By | November 19, 2018

Room-in-a-box, Nov 2018

Rated 1.5 out of 5
Toby says:

Not to be confused with the similarly named line of home games from Spin Master Games, this product consists of a plastic padlock with four coloured dials, plus a set of sixteen different puzzles to solve. For the benefit of anyone who doesn’t read past the first paragraph of this review, the main thing to take away here is that this is a terrible product and you should definitely not buy it. (I’ve seen it sold under at least three different brands with two versions of the packaging: Paladone, Purple Monkey and The Games Club.)
Both of the reviews currently on Amazon for this game complain about problems they had with the padlock. Our first attempt to set it to a different answer somehow managed to get it into a state where it opened regardless of what you set the dials to, but with some fiddling we got it working as intended. I actually don’t hate the padlock; it’s a chunky plastic version of a real padlock and only has four options on each dial, but I can actually see myself repurposing it and using it again – perhaps if I were creating some simple home-grown puzzles for a young relative.
It’s the puzzles that are really bad. There are sixteen, grouped into four sets of four envelopes, each set of four being a different puzzle type. These are listed everywhere I’ve seen the game on sale, so I won’t hesitate to say what they are: you get four riddles, four physical puzzles that are variations on jigsaws, four maths algebra questions and four other puzzles. The intention is that a game consists of four puzzles, one from each category; you have an hour to solve them, with a recommended team size of 3+.
Played in that way, you get up to four play-throughs before puzzles begin to repeat, which is what the packaging means when it says you can play ‘game after game’. However, we had little difficulty in solving all sixteen puzzles in half an hour, most of which was taken up by the jigsaws. Despite its claims to be replayable, there’s less content here than almost any of the other play at home games I’ve tried. In addition, the content it does have is woefully unoriginal and tedious, repetitive and utterly lacking in any imaginative spark.
You could argue that we found it so easy because this is intended for kids – except that the box states that it’s for ages of 14+, and frankly, giving this game to kids borders on child cruelty. I’d complain about how the design means you need someone else to set up the game for you, and how the small number of possible answers makes many of the puzzles easy to solve by elimination, but those are the least of its flaws.
Since the padlock only has 256 combinations, you can comfortably brute-force a solution in under ten minutes. Sitting there and trying one combination after another until it opens is almost as fast and about as fun as opening it by solving the puzzles provided. Maybe I come across as unnecessarily harsh, but the best spin on this product is that it’s a well-meaning attempt to create an escape product by people who have no idea how to create interesting puzzles.
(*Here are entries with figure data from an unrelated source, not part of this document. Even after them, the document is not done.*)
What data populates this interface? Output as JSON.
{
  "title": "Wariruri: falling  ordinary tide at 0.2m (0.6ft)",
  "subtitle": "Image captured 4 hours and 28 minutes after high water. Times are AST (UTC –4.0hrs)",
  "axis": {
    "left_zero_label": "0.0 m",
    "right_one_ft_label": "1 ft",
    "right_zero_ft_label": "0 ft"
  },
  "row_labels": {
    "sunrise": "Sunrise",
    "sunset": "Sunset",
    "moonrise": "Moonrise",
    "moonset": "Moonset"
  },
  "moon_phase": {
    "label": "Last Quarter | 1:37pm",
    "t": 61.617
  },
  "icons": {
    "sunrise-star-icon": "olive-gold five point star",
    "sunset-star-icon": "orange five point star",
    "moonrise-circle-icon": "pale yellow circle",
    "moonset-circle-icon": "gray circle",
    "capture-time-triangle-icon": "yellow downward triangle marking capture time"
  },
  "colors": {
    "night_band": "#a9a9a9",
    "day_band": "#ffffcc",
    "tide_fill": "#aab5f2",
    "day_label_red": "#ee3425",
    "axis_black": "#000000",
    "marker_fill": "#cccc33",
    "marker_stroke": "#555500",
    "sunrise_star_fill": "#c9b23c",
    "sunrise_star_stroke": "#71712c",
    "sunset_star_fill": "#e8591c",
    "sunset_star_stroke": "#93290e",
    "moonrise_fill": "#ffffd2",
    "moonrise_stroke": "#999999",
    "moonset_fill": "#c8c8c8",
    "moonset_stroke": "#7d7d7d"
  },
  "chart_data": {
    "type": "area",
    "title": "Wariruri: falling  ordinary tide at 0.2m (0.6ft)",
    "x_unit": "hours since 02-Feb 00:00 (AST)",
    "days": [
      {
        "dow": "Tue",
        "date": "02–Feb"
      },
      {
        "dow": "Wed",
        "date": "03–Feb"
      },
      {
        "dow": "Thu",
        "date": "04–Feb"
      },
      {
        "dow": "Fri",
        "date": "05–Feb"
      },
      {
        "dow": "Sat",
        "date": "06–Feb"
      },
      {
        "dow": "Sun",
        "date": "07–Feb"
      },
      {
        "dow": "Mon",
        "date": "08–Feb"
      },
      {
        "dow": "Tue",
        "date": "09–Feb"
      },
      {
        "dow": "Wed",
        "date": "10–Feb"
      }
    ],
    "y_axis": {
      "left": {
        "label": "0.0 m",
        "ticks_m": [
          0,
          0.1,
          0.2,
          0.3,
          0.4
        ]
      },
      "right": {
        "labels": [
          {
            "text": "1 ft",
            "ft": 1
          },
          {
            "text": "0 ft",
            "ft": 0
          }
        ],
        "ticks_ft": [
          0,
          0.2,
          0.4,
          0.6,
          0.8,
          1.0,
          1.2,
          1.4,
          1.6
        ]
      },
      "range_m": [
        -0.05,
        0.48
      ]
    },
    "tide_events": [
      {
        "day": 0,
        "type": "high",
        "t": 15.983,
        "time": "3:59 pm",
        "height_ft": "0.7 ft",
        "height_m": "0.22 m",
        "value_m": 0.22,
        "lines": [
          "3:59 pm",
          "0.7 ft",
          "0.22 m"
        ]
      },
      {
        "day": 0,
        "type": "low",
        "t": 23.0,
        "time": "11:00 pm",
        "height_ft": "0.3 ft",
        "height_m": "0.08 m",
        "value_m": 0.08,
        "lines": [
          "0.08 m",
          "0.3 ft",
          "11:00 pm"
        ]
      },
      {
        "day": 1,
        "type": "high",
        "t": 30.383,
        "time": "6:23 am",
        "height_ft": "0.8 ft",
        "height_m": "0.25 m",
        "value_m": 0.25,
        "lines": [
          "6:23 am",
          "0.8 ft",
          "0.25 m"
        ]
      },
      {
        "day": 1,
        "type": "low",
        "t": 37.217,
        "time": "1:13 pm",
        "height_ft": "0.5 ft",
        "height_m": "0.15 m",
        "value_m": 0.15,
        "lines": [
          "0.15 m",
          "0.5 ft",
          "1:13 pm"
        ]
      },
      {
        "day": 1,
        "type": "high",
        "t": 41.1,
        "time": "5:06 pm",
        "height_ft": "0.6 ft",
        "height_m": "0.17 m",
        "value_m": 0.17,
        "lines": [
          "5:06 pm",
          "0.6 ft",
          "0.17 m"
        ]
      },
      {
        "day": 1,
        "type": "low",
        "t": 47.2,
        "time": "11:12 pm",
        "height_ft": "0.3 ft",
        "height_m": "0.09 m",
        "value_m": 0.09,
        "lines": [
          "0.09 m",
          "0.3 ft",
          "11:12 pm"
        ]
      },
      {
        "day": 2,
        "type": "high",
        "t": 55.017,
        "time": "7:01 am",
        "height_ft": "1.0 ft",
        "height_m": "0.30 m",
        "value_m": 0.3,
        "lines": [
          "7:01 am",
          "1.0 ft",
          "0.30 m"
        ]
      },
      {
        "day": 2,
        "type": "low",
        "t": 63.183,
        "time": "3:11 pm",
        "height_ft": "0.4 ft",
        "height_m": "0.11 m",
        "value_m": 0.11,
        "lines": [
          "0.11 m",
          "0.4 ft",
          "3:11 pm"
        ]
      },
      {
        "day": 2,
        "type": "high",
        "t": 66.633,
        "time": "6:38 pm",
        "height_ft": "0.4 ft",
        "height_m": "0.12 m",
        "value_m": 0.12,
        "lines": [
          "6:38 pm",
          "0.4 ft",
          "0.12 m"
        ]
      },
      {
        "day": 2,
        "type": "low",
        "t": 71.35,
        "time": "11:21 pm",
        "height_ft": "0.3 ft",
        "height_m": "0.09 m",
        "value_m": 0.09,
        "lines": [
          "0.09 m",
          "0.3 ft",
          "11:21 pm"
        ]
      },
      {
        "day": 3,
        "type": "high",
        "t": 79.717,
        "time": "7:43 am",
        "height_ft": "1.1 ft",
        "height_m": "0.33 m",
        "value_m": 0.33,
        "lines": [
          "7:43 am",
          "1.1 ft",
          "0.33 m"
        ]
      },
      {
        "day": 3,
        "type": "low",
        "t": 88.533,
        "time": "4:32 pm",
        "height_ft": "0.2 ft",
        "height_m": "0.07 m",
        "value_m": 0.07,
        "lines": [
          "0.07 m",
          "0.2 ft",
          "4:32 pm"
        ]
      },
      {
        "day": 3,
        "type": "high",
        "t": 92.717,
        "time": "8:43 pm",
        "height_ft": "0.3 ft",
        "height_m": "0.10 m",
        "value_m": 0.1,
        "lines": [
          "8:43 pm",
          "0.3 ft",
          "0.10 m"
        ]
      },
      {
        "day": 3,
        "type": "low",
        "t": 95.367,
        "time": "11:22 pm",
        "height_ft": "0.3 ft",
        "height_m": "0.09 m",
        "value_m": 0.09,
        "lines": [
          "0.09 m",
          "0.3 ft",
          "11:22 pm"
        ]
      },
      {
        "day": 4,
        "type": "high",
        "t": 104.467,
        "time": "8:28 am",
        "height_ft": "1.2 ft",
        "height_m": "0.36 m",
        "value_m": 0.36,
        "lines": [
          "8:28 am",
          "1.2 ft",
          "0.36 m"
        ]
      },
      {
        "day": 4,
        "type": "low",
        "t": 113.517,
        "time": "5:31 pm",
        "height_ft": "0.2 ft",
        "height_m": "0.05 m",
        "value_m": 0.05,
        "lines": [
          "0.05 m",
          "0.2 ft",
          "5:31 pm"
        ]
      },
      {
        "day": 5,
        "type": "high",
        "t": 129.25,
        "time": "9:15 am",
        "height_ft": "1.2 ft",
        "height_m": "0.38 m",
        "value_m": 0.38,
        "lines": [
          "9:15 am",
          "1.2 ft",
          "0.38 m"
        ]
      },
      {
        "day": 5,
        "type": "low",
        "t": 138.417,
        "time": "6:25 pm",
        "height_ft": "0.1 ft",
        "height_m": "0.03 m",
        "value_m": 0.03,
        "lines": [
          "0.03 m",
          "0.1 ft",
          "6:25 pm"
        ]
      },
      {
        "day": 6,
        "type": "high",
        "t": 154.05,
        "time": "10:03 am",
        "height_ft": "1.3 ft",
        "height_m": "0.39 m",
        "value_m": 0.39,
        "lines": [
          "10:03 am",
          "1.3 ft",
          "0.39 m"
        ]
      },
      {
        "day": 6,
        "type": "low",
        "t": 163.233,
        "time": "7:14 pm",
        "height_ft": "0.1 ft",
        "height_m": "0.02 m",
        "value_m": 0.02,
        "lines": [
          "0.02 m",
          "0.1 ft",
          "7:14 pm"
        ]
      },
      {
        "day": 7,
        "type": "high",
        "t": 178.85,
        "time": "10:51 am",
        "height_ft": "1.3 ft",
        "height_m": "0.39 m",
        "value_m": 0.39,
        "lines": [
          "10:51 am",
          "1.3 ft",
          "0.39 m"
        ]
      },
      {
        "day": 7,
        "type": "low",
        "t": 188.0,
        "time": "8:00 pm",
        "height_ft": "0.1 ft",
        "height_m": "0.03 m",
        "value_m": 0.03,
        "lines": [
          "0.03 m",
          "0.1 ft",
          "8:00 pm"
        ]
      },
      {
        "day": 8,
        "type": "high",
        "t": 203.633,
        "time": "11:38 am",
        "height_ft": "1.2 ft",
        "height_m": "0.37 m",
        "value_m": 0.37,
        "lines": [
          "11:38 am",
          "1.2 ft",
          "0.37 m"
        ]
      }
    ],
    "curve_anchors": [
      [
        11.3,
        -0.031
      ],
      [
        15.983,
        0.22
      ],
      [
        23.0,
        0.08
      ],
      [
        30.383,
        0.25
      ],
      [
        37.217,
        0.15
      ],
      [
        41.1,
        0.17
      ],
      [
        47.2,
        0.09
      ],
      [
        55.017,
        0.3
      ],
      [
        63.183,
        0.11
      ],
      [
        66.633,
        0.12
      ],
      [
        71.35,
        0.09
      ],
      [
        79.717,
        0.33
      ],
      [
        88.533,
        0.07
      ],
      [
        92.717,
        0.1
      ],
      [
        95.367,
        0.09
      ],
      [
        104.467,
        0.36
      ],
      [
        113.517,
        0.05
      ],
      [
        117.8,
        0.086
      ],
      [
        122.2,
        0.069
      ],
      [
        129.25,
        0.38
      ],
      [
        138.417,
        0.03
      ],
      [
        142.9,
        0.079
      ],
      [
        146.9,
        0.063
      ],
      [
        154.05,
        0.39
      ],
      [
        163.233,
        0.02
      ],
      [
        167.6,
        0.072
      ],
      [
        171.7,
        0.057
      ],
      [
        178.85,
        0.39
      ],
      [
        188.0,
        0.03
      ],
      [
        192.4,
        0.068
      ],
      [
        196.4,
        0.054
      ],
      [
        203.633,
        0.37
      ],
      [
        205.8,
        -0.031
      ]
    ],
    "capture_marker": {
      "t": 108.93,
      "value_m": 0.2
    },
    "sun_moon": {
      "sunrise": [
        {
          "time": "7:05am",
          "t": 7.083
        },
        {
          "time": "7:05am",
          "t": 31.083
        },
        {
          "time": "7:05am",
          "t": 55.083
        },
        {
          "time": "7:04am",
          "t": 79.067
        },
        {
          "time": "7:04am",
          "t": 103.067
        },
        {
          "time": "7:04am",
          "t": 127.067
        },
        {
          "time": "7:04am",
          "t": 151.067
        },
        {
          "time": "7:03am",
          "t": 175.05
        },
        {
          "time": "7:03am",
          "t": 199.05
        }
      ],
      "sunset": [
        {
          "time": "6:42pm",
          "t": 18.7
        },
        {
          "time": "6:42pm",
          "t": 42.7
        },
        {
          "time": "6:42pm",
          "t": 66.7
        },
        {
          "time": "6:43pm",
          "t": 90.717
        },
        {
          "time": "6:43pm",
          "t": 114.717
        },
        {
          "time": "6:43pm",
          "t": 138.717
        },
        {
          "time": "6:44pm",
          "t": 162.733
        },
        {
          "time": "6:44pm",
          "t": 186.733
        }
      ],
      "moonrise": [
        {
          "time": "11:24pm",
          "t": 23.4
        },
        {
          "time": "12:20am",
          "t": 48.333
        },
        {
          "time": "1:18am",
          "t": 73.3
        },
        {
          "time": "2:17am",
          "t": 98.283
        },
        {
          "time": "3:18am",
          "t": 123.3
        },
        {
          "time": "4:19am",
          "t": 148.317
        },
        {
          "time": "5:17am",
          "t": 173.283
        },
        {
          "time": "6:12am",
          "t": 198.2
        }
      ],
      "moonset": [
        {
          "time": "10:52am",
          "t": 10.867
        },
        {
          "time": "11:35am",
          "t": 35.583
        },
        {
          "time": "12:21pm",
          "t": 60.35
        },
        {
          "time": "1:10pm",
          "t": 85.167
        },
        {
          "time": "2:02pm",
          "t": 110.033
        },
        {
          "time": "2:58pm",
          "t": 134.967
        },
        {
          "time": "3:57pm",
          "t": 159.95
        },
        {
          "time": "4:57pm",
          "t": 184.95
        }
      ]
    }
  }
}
Much more likely is that it’s a cynical attempt to cash-in on the escape game craze by people who have no idea how to create interesting puzzles. Give this to a beginner if you want to extinguish their interest in escape games.
It avoids the minimum rating only because some of my teammates proved surprisingly willing to play all the puzzles without giving up midway in disgust. Even so, I try these things so you don’t have to – don’t make my suffering in vain through making the mistake of buying it. 1.5 / 5
Lewis rated this:1.5 / 5
Sam rated this:1.5 / 5

One thought on “Purple Donkey: Escape Room The Game

  1. Robert

    Thankyou for an informative and funny review, which i imagine was more enjoyable than actually playing the game. You have saved us from buying it as the games are on offer on goupon.